Si c’est un marchand, balance-le !

Dans l’Ancien Testament, le temple, fait de pierres, était le lieu de la présence de Dieu. Il y avait le lieu saint, dans lequel les juifs adorait Dieu, et il y avait un endroit appelé le lieu ‘très saint’, séparé du lieu saint par un gros rideau. Le souverain sacrificateur (le prêtre de plus haut grade) entrait dans le lieu très saint une fois par an pour offrir un sacrifice à Dieu pour ses péchés et ceux du peuple. Il entrait avec une grande appréhension au cœur, car il savait que si Dieu n’agréait pas le sacrifice, sa vie pouvait lui être retirée aussitôt.

Lorsque Jésus est mort crucifié, le gros rideau qui séparait le lieu très saint du lieu saint a été déchiré de haut en bas (Marc 15.38). Cela signifiait au moins deux choses : Tout d’abord, le temps des sacrifices pour le pardon des péchés venait de s’achever. Désormais, un seul sacrifice, celui de Jésus, devenait suffisant pour pardonner les péchés et détourner le jugement de Dieu. Ensuite, l’Esprit de Dieu ne demeurerait plus à un endroit inaccessible pour le commun des pécheurs. Par le sacrifice de Jésus, toute personne est ‘admissible’ dans la présence de Dieu.


Dans sa lettre aux gens de Corinthe, Paul écrit ces mots : « Ne savez-vous pas que votre corps est le temple du Saint-Esprit qui est en vous, que vous avez reçu de Dieu, et que vous ne vous appartenez pas à vous-mêmes ? » 1 Corinthiens 6.19
 
Ainsi, lorsque tu acceptes Jésus comme sauveur, tu deviens un temple où l’Esprit de Dieu demeure. Tu ne t’appartiens pas, mais tu deviens le gérant ou gestionnaire d’une personne qui appartient à Dieu.

Jésus dans le temple :

« Ils arrivèrent à Jérusalem, et Jésus entra dans le temple. Il se mit à chasser ceux qui vendaient et qui achetaient dans le temple ; il renversa les tables des changeurs, et les sièges des vendeurs de pigeons ; et il ne laissait personne transporter aucun objet à travers le temple. Et il enseignait et disait : N'est-il pas écrit : Ma maison sera appelée une maison de prière pour toutes les nations ? Mais vous, vous en avez fait une caverne de voleurs. » Marc 11.15-17

Il y a quelques années, j’étais un fidèle téléspectateur du « Prince de Belair ». Dans la série, il y avait un copain de Will qui s’inscrustait toujours chez les Banks et qui faisait comme chez lui. Il s’appelait Jazz. Oncle Phil en avait assez de lui, et lorsqu’il était à bout de nerf, il rassemblait ses 150 ou 200 kilos, prenait Jazz par le cou, et le balançait hors de la maison. On voyait Jazz voler, mais cet idiot finissait toujours par revenir chez les Banks. Je m’imagine que Jésus a fait un peu la même chose avec les marchands du temple. Il les a pris par le cou, et les a jetés avec un coup de pied au derrière.

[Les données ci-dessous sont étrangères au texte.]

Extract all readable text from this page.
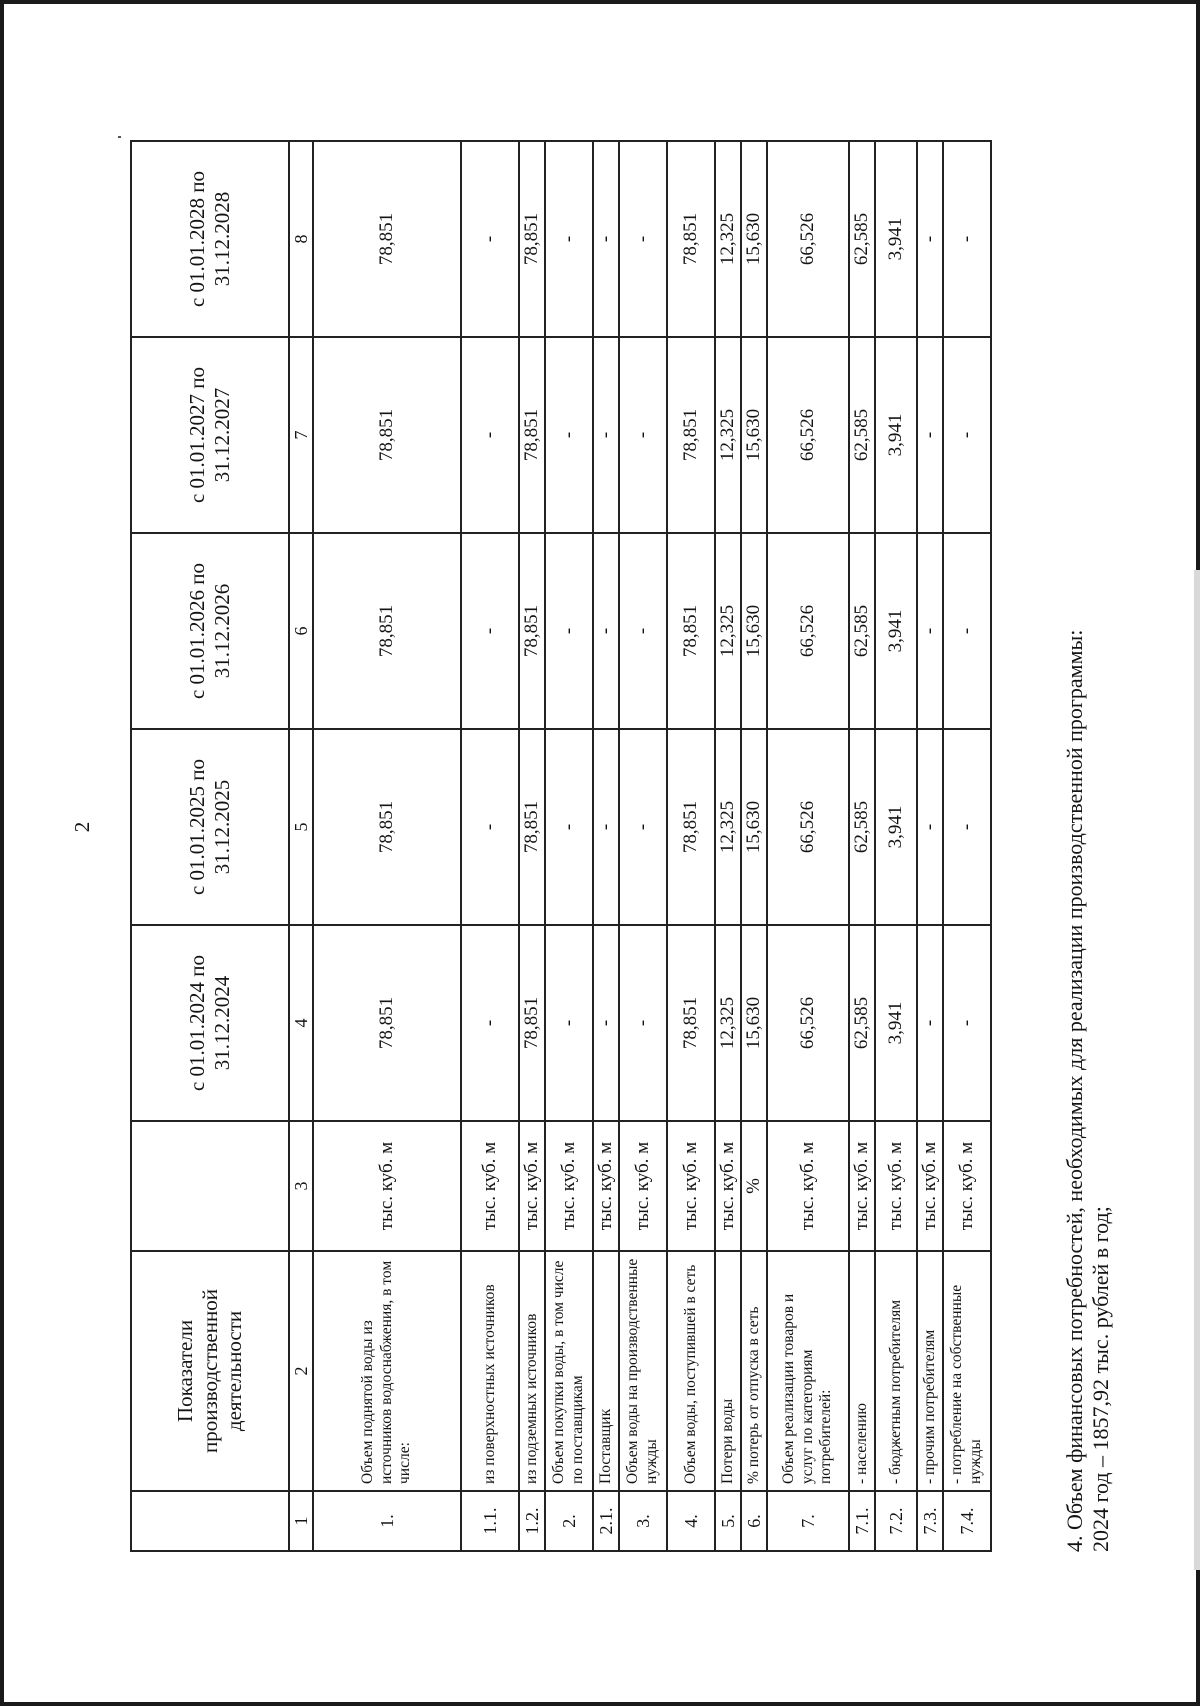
2
	Показатели производственной деятельности		с 01.01.2024 по 31.12.2024	с 01.01.2025 по 31.12.2025	с 01.01.2026 по 31.12.2026	с 01.01.2027 по 31.12.2027	с 01.01.2028 по 31.12.2028
1	2	3	4	5	6	7	8
1.	Объем поднятой воды из источников водоснабжения, в том числе:	тыс. куб. м	78,851	78,851	78,851	78,851	78,851
1.1.	из поверхностных источников	тыс. куб. м	-	-	-	-	-
1.2.	из подземных источников	тыс. куб. м	78,851	78,851	78,851	78,851	78,851
2.	Объем покупки воды, в том числе по поставщикам	тыс. куб. м	-	-	-	-	-
2.1.	Поставщик	тыс. куб. м	-	-	-	-	-
3.	Объем воды на производственные нужды	тыс. куб. м	-	-	-	-	-
4.	Объем воды, поступившей в сеть	тыс. куб. м	78,851	78,851	78,851	78,851	78,851
5.	Потери воды	тыс. куб. м	12,325	12,325	12,325	12,325	12,325
6.	% потерь от отпуска в сеть	%	15,630	15,630	15,630	15,630	15,630
7.	Объем реализации товаров и услуг по категориям потребителей:	тыс. куб. м	66,526	66,526	66,526	66,526	66,526
7.1.	- населению	тыс. куб. м	62,585	62,585	62,585	62,585	62,585
7.2.	- бюджетным потребителям	тыс. куб. м	3,941	3,941	3,941	3,941	3,941
7.3.	- прочим потребителям	тыс. куб. м	-	-	-	-	-
7.4.	- потребление на собственные нужды	тыс. куб. м	-	-	-	-	-
4. Объем финансовых потребностей, необходимых для реализации производственной программы: 2024 год – 1857,92 тыс. рублей в год;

Nous devons chasser les marchands du temple.

Les marchands du temple, ce sont toutes les choses qui nous polluent et que l’Esprit de Dieu qui habite en nous veut mettre à la porte. Ce sont par exemple les restes de la vie ancienne – car dès lors que Jésus devient le sacrifice parfait, les vendeurs de pigeons ou d’autres animaux à sacrifice n’ont plus leur place. Les marchands du temple sont par exemple les fausses conceptions qu’on a de Dieu, ou les mensonges qui viennent du monde… Les marchands du temple, c’est ce qu’il faut mettre à la porte de notre cœur, souvent avec violence. Car ce sont les violents qui garderont un temple en bon état et qui plaît à Dieu.